Ergospirometry significantly improved the sensitivity of ECG exercise stress tests for detecting myocardial ischemia beyond echocardiographic changes.
Does combined stress echocardiography with cardiopulmonary exercise test (ESE-CPET) detect myocardial ischemia in a patient with LBBB and unexplained dyspnea?
ESE-CPET can effectively detect functionally significant myocardial ischemia even in patients with LBBB where standard ECG interpretation is difficult.

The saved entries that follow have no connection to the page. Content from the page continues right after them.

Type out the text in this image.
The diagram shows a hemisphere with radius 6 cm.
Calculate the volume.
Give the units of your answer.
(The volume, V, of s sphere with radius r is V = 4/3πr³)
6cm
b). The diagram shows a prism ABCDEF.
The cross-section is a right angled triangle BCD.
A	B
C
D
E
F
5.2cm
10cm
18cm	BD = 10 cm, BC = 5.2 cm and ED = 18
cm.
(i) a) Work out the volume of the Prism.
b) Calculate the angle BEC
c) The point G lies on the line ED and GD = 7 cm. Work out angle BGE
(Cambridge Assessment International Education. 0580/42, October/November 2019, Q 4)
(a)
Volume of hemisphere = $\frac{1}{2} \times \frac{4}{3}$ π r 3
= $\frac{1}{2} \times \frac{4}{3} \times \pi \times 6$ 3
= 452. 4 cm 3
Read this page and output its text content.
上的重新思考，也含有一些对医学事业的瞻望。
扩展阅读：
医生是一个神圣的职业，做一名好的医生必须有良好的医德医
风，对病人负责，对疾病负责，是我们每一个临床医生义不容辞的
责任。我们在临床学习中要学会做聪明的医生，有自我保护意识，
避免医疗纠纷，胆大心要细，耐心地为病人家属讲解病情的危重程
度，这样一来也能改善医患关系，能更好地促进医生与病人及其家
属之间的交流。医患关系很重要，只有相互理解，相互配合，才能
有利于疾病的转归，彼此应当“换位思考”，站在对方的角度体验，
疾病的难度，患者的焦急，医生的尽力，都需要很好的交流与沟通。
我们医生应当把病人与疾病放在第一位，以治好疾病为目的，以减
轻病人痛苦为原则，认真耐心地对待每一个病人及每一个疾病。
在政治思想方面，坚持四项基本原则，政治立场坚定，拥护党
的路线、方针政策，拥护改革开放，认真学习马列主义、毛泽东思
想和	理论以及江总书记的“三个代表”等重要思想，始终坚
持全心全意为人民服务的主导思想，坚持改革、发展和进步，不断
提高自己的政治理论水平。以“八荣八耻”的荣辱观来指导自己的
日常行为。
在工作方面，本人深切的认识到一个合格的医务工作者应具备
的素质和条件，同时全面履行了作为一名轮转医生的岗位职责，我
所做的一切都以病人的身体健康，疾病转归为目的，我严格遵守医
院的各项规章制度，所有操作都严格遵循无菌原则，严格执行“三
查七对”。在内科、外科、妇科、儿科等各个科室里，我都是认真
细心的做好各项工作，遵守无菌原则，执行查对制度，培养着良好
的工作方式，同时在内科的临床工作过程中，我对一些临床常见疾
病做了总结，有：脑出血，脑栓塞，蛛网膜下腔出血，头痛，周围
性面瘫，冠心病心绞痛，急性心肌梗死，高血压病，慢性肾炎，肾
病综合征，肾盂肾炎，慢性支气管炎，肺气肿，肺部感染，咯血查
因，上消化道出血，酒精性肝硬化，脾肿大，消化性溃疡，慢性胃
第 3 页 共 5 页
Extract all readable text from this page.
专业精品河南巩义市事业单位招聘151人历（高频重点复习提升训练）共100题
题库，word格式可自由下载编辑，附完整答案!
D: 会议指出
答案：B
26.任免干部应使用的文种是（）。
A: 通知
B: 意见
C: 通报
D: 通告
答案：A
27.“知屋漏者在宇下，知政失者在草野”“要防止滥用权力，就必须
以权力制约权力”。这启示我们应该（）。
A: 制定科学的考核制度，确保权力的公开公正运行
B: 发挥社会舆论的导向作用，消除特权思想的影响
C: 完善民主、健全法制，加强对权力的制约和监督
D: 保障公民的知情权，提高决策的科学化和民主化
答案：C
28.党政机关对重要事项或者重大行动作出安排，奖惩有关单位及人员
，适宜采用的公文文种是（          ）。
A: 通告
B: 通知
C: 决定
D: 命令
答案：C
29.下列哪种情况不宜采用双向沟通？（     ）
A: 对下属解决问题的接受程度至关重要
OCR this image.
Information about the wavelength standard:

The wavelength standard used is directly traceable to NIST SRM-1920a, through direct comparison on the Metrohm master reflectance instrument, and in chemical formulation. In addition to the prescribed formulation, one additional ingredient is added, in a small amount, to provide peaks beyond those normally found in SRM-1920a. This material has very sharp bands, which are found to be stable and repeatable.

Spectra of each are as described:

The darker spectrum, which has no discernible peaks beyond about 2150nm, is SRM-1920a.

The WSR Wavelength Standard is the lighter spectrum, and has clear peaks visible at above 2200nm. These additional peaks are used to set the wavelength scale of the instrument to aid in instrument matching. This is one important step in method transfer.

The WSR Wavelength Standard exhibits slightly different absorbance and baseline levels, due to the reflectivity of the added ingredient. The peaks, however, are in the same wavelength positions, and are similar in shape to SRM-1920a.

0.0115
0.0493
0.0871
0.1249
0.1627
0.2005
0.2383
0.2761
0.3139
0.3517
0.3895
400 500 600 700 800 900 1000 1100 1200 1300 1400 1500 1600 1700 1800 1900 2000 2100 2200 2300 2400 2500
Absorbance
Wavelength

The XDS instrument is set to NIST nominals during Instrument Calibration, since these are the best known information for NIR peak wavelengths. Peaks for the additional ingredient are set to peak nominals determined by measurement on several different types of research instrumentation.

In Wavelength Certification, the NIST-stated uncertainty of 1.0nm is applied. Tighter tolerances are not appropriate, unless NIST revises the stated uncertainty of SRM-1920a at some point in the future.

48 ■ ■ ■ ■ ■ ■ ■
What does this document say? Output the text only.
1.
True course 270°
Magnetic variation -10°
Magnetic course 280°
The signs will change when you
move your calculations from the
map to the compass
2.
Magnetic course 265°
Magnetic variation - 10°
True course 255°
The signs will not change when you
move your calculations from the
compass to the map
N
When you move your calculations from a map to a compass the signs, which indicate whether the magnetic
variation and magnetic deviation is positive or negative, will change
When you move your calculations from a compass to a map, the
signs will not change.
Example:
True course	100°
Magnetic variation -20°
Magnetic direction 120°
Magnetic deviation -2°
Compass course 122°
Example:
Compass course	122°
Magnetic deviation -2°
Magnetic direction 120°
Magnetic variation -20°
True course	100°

Absolute Event Rate: 0% vs 0%
It has been shown that the ECG exercise stress test (ET) has low sensitivity and this limitation is successfully overcome by combinations with imaging techniques (stress echocardiography (ESE), nuclear medicine, magnetic resonance). Despite improved accuracy in the detection of myocardial ischemia and segmental wall motion analysis, these combinations cannot precisely determine the significance of functional impairment. Thus, the application of ergospirometry significantly improved the sensitivity of ECG ET. In addition to the fact that the most important parameters of CPET are peak myocardial oxygen consumption (PeakVO2) and assessment of ventilatory function, there are specific CPET markers. Significant myocardial ischemia ( 10% of the left ventricular myocardium i.e 3 segments) leads to significant dyssynergia (hypo or akinesia) inducing transient decrease in the ejection fraction. We can detect this point as a plateau (flattening) of the oxygen pulse (VO2/HR) as a consequence of decreased stroke volume and, also, the inadequate increase in VO2 despite the increase of the workload load. These markers appear after echocardiographic changes, and before ECG changes and chest pain on the ischemic cascade of events. We presented a case of a patient with complete left branch block and suspected coronary heart disease who showed typical changes on CPET, and a significant narrowing of LAD on coronary angiography. We used combined stress echocardiography with CPET (ESE-CPET) to confirm ischemia.
Nedeljković et al. (Fri,) reported a other. Ergospirometry significantly improved the sensitivity of ECG exercise stress tests for detecting myocardial ischemia beyond echocardiographic changes.